Shortly after the David Granger-led administration took office, GWI unveiled a number of completed projects, which had targeted unserved areas on the East Bank Demerara, resulting in a flurry of activity and positive press. In fact, new Chief Executive Officer, Dr Richard Van West-Charles was constantly reassuring citizens of improved services while pointing to an expansion in distribution networks and treatment plants, among other infrastructural development works.

These attempts to build confidence in the system are fine, except that the increase in public expenditure in the sector must be backed up by increased capacity at the local government level, improved organizational efficiency and the responsiveness of the authority to its customers, in addition to lowering production costs using better technology.

Recently, the Ministry of Finance announced a $16 billion grant from the United Kingdom for major infrastructural programmes including water supply improvement. This funding must be supported by a policy that is more protective of public health, and reflects the recognition that safe drinkable piped water is a basic human right, not that GWI is looking to simply increase its transmission of water without considering the safety and purity of all the water it distributes to households and communities.

Therefore, as a matter of priority, GWI and this government must ensure that the public piped water system delivers adequate quantities of safe drinking water, and not as obtains in many areas at the moment, water of dubious quality. It is not acceptable that residents at Mahdia and other interior locations have limited or no access to a potable water system and similarly, it is not acceptable that residents at Sophia or Barnwell North had to endure a wait of 30 and 15 years respectively before they could turn on a tap in their community and see clean flowing water.

Indeed, the challenges remain with citizens whose cultural attitudes towards being charged for piped water result in losses to the company because they refuse to pay for it. These are issues GWI must face as it expands its metered programme.

If it is that GWI and the government are incapable of supplying safe potable water to communities and households, resulting in a burgeoning commercial bottled pure water supply sector, how can they be relied on to monitor and control the quality and safety of the water supplied by commercial suppliers?
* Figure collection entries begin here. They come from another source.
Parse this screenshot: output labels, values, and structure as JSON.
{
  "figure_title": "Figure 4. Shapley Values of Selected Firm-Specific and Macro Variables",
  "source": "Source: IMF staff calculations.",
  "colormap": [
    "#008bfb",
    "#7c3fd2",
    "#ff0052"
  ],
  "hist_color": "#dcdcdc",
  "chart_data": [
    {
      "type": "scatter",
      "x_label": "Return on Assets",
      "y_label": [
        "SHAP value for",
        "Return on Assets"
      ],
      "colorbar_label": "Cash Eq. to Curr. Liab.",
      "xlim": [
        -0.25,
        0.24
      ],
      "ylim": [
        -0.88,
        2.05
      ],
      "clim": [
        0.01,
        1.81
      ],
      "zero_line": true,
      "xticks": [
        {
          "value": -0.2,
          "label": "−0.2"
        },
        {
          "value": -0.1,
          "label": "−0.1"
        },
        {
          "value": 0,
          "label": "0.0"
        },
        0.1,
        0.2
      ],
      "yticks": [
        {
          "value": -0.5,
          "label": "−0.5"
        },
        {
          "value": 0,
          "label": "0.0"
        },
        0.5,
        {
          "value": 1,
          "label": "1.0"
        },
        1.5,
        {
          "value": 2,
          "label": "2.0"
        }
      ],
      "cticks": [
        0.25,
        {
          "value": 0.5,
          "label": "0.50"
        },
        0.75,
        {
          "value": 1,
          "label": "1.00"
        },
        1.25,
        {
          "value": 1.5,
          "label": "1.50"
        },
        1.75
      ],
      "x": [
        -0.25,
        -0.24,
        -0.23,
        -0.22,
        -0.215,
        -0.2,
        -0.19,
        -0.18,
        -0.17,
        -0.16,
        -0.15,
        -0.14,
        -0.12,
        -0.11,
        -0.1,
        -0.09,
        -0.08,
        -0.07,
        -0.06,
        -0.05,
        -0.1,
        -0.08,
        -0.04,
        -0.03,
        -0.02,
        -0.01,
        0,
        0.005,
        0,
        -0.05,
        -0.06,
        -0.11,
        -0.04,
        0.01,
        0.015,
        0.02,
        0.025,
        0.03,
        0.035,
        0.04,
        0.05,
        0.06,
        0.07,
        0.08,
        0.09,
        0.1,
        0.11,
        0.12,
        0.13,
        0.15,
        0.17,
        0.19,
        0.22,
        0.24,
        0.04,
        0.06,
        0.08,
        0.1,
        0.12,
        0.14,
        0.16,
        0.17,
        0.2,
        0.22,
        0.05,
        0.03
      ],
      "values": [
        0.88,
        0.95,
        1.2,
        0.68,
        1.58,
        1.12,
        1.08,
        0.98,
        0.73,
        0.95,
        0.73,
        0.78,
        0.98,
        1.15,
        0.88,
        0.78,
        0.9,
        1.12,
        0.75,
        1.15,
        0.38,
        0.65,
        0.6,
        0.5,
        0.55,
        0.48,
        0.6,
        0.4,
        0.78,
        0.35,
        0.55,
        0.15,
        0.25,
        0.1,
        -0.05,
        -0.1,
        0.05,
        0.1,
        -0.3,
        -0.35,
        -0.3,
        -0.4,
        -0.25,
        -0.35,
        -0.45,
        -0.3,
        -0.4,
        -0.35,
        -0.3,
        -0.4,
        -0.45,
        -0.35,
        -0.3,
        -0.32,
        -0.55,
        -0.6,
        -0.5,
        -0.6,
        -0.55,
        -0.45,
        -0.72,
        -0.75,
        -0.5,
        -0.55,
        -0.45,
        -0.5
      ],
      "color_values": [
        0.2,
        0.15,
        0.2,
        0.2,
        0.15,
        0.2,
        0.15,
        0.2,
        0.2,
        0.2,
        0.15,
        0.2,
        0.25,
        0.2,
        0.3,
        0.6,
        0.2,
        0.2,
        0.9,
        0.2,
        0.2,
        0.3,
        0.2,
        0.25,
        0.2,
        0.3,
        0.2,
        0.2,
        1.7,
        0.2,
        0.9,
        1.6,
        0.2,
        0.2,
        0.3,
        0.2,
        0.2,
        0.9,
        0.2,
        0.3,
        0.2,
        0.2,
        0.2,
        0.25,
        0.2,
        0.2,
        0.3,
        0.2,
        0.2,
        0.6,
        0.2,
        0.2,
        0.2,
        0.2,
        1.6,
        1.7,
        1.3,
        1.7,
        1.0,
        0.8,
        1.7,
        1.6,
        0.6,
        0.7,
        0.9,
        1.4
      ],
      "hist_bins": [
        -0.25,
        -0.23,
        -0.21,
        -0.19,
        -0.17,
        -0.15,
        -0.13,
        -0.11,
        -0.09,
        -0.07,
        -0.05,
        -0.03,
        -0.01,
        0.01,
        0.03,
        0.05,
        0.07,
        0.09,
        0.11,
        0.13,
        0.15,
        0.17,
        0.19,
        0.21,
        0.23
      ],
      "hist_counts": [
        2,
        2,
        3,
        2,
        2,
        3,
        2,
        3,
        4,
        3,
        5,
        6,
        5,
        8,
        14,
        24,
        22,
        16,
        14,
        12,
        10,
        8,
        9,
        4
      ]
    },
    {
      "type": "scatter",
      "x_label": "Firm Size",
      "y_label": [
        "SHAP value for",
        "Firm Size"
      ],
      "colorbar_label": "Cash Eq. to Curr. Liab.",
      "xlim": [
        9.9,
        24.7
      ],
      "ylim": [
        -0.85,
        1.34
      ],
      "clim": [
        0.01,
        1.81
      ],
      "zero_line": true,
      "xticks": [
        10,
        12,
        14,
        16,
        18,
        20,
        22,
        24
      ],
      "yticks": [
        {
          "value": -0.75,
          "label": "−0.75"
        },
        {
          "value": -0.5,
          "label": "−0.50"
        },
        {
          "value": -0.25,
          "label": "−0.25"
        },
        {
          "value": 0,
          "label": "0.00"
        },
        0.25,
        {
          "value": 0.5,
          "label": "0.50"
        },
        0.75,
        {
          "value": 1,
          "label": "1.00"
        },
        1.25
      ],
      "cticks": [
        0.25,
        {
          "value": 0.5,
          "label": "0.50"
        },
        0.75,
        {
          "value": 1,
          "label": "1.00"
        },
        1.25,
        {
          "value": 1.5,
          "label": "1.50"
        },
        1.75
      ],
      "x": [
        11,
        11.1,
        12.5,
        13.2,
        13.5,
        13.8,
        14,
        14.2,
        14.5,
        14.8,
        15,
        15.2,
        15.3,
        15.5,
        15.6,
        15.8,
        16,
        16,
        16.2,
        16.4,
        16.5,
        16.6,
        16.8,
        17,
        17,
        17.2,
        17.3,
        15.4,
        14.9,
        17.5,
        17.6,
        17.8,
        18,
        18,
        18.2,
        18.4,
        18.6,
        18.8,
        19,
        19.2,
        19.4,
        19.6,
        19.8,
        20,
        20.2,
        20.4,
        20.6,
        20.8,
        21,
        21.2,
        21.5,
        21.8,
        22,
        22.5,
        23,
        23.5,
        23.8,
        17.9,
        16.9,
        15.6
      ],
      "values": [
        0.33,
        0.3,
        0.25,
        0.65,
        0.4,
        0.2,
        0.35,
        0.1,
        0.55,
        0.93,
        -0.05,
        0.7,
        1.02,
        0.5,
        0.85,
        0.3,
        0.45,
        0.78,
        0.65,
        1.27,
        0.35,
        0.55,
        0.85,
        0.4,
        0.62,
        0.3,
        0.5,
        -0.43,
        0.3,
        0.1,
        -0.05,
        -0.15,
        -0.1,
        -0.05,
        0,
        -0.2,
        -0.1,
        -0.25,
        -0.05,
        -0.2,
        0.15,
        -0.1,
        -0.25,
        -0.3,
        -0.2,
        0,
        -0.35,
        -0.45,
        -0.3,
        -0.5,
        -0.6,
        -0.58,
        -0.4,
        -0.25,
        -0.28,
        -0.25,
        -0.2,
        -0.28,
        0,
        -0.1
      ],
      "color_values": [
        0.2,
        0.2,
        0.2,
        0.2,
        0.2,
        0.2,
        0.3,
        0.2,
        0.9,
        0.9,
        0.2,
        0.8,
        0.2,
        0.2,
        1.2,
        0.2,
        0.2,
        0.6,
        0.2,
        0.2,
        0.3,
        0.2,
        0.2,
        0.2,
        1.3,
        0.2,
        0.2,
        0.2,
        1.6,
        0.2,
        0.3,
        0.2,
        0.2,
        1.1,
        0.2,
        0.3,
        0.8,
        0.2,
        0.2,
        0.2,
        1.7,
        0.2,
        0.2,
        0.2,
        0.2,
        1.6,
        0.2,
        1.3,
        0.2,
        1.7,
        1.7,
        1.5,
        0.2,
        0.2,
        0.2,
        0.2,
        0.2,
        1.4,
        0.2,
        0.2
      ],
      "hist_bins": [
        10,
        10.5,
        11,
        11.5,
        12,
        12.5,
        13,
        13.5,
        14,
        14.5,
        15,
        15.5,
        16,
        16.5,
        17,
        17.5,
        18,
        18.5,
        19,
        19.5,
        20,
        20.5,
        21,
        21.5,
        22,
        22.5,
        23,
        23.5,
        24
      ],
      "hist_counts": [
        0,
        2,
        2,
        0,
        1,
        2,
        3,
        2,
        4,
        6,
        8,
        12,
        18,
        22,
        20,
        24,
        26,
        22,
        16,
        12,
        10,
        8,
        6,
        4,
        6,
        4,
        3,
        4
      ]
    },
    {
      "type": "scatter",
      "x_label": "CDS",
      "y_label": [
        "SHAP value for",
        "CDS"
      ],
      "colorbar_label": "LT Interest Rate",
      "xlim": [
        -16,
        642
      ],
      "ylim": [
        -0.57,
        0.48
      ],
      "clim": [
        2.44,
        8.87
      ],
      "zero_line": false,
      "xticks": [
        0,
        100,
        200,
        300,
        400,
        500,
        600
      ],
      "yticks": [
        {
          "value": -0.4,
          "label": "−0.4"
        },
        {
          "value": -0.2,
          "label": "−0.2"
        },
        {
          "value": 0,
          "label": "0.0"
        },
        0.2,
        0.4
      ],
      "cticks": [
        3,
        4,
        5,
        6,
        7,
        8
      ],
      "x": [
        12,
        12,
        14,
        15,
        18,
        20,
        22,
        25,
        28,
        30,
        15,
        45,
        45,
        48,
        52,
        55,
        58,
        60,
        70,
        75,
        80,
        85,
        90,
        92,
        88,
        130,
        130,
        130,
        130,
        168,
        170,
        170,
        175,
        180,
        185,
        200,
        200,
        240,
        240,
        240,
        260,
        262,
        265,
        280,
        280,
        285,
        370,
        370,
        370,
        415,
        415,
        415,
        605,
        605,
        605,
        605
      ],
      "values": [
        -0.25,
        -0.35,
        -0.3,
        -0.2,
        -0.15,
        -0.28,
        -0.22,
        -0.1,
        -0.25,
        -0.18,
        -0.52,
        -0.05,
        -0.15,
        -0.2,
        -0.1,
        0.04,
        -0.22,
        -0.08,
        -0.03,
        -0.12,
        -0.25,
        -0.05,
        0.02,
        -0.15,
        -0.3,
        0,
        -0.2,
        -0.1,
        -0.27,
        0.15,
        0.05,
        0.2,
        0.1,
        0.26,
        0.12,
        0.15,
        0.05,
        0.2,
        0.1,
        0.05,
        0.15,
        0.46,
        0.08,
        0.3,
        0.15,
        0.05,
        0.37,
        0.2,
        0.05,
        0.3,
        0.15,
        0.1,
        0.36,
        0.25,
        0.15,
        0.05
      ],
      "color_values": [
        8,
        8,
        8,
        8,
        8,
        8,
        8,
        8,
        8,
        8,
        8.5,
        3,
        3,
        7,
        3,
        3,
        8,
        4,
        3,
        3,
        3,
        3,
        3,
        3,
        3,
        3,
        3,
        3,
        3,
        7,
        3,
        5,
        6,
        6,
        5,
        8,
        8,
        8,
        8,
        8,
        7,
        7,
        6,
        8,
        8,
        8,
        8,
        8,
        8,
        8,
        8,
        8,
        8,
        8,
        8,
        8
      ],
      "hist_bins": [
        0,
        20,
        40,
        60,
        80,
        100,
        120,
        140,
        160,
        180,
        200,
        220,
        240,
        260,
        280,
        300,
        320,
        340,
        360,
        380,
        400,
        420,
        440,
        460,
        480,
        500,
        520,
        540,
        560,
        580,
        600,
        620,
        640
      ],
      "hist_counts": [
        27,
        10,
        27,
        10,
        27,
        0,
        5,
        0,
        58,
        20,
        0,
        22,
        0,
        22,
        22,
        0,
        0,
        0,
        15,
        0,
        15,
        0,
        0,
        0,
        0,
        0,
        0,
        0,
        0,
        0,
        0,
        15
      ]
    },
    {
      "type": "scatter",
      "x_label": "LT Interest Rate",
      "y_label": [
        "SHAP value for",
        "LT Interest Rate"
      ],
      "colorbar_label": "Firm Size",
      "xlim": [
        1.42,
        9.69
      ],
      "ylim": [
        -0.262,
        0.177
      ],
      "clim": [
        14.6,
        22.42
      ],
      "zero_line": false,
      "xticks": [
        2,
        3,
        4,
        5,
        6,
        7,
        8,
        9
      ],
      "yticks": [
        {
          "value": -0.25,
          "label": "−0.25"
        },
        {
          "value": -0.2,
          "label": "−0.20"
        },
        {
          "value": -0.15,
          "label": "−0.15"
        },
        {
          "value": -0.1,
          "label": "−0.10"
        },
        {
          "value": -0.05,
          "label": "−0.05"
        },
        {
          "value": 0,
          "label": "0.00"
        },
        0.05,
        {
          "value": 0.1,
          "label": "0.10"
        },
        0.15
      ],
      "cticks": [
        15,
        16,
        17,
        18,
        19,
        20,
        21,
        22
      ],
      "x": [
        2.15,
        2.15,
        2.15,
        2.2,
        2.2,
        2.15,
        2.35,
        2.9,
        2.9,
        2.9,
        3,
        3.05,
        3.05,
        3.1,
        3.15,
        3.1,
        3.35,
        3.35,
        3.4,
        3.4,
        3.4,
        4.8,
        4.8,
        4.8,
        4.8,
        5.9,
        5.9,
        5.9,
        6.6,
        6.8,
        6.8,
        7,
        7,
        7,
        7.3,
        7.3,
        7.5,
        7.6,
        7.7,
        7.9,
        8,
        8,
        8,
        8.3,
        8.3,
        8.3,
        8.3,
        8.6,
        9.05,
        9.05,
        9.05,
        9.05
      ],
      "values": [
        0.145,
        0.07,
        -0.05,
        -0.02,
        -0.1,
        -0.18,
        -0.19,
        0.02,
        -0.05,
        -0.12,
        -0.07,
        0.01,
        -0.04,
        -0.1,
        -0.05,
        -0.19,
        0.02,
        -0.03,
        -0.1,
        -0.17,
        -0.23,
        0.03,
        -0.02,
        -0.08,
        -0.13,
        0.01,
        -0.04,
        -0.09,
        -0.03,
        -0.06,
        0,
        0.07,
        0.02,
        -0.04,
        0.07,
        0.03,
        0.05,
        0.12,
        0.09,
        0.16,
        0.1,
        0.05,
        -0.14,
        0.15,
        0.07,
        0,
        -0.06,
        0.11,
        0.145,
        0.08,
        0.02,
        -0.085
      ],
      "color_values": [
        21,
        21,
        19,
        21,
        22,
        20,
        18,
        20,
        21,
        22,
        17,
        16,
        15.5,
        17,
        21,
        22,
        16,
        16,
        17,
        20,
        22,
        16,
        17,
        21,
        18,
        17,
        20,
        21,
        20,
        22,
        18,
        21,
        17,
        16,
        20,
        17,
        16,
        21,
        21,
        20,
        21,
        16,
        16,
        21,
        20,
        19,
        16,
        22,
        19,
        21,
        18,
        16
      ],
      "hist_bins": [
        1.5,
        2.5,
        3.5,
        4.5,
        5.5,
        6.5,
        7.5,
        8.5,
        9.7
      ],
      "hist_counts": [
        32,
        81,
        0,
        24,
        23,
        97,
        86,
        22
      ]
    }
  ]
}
The bottled water industry has seen rapid growth in a relatively short period, and we are uncertain as to the level of regulation and monitoring that is applied to this relatively new sector.

The government’s own commitment to a greener Guyana requires that attention be paid to the industry because the bottles themselves become a landfill environmental disaster. Frankly, successive governments have abdicated their state oversight responsibilities of the bottled water industry.

Ironically, GWI had proposed starting its own bottled water business and at the time of the announcement in 2008, then CEO Karran Singh had said that many of the water businesses were applying cheap filtration methods to GWI’s tap water and passing this off as better quality water. GWI’s water bottling plant had been established at Pouderoyen and its entry into the commercial side of the sector seemed imminent at the time.

Since then, GWI seems to have abandoned this investment and instead, is focused on improving its public supply. Since water is a public good, GWI and the government cannot reasonably believe that tariffs will yield profits. Accordingly, efforts to improve cost recovery must take into consideration the socio-economic status of targeted communities, the benefits of increased access to poor communities and the overall public health of all citizens. Given water’s impact on health, productivity and quality of life, this is an imperative that must be pursued with gusto.

Improving its treatment and distribution systems to ensure the delivery of safe potable water should be the focus of the GWI as a matter of urgency. This must be followed by an expansion in the supply and distribution of safe potable water to the unserved areas. Simultaneously, standards must be set and implemented to ensure that commercial water suppliers do not get away with simply re-distributing the piped water of the GWI disguised as purified water as the GWI itself had posited in 2008.